Monday, February 20, 2012

Finding new meaning in one of the Torah's more alien rituals

Amnesh Yasatzu was a soldier in the Israel Defense Forces.  A bit more than a week ago, she was run over by a car on Highway 66 in the Israeli city of Yokneam, near Haifa.  The car drove off without stopping.  Then she was hit by another car that also drove off.  A third car flipped over after swerving to avoid hitting her yet again.


Amnesh Yasatzu was nineteen years old.


Last Thursday, ten Israeli rabbis gathered at the spot where Amnesh was killed.  They prayed together.  Then they cried out to the Lord: "Our hands have not spilled this blood and our eyes have not seen.  Atone for Your people who You have redeemed, O Lord, and don't give innocent blood to be in the midst of Your people."


Those words are from the Torah - Deuteronomy 21:7-8.  They are part of a ceremony know as ha-eglah ha-arufah - literally, the necked heifer.  The Torah means for this ceremony to be performed whenever a dead body is found and its assailant is unknown.  First, responsibility for the body is assigned by determining which city is closest to the place it was found.  The elders of that city then adjourn to a desolate field, bringing with them a year old heifer which has never worked a field.  They break (some translate as axe) the back of the neck of the heifer, after which they wash their hands and make the declaration cited above.


The rabbis who gathered at the side of Highway 66 did not bring a heifer with them.  They dispensed with that part of the ritual entirely.  Nevertheless, in reviving at least a part of this strange ritual, they were making a powerful statement about what the death of this young soldier means to her community.  Rabbi David Stav, who led the group of rabbis performing this ritual put it best when he said that there "should not be a situation in which blood is haphazardly spilt and the public does not perform any act of remorse"  He went on to say that "the Torah presents an uncompromising moral statement, that all of us, religious, traditional and secular, have to adopt: We are responsible for spilt blood.  We are responsible for blood spilt in road accidents, we are responsible for blood spilt in stupid gang fights, for women murdered by their husbands, and for the blood spilt in the murders which fill the pages of our newspapers."


The above Jerusalem Post article cites the 15th century exegete Isaac Abarbanel who said that this peculiar ceremony "was meant to shock residents of the cities close to the site where the corpse was discovered.  The purpose was to interrupt the routine of everyday life and force those watching and passing by to think about and take responsibility for a situation in which a society can allow a person’s death to go unpunished and unnoticed."

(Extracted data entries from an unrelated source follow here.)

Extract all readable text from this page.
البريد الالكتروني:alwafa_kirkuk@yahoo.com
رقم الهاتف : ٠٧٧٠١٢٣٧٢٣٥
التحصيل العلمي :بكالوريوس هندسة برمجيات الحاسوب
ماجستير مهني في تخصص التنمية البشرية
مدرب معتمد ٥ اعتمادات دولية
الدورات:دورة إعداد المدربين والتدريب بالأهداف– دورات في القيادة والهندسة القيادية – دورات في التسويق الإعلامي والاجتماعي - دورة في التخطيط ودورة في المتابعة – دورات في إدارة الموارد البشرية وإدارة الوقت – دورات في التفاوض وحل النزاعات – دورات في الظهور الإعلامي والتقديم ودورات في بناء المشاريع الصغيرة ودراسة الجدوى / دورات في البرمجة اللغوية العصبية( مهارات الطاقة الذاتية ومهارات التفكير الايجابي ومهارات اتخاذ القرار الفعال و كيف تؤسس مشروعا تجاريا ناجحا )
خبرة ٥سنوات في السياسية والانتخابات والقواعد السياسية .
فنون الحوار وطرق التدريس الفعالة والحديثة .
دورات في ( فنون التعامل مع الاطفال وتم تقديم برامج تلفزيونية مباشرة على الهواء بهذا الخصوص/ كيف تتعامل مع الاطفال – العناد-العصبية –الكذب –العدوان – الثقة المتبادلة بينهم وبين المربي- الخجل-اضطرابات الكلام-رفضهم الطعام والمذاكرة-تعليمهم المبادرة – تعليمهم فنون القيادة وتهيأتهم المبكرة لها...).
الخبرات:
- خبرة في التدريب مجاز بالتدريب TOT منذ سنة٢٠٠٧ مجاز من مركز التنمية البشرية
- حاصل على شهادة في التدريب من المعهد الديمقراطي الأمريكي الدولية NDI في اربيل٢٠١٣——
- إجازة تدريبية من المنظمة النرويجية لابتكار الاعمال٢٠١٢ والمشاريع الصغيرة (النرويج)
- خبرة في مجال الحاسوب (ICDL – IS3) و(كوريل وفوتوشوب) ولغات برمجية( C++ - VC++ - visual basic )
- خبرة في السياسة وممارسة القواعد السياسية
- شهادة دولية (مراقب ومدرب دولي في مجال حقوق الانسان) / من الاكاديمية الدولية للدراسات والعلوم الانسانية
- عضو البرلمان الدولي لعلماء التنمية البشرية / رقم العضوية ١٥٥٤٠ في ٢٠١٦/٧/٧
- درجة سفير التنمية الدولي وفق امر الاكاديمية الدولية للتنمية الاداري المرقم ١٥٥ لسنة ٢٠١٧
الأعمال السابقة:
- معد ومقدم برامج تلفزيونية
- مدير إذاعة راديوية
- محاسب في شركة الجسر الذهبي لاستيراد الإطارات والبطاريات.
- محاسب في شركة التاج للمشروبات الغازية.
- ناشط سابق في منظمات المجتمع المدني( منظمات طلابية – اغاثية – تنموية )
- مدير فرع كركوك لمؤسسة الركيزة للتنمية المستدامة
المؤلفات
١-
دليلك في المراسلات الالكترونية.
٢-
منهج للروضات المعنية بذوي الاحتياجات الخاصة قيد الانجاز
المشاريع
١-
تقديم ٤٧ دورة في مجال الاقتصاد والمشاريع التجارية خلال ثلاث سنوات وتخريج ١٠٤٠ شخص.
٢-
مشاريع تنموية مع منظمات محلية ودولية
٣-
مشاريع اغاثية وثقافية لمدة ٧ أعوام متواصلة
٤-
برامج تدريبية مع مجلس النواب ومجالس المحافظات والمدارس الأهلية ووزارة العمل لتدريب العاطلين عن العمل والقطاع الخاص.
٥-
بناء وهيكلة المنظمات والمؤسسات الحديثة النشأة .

Though I have read this section of Torah many times before, the eglah arufah ceremony first made an impression on me perhaps three or four years ago.  It awakened me to a simple fact that I have always known but had not thought about all that much.  When a person is arrested and charged with a crime, the matter is pursued under the caption "The State of Such-and-such Versus So-and-so."  We don't prosecute people in the name of the victim or the victim's family.  We do so in the name of the community.  In other words, crimes committed against a person are really crimes against the entire community and on that basis do we deny someone convicted of a crime their liberty or even their lives.


As much as it is a means of protecting ourselves and punishing wrongdoing, our criminal justice system says something about us.  The harshness or leniency of the punishments we mete out - and the consistency with which we apply these standards - all speak to who we are as a community.  But what the eglah arufah ceremony reminds us is that we say something about ourselves even when we don't know on whom to charge the crime. Someone has been hurt.  Perhaps even blood has been shed.  Can we turn away from such a thing and not diminish ourselves? 

To those who mourn for Amnesh Yasatzu, I pray that God comfort them among those who mourn in Zion and Jerusalem.  And for Rabbi Stav and those who stood with him to atone for her death, may the Holy One strengthen those who bring the words and the teachings of Torah to enrich and ennoble our lives.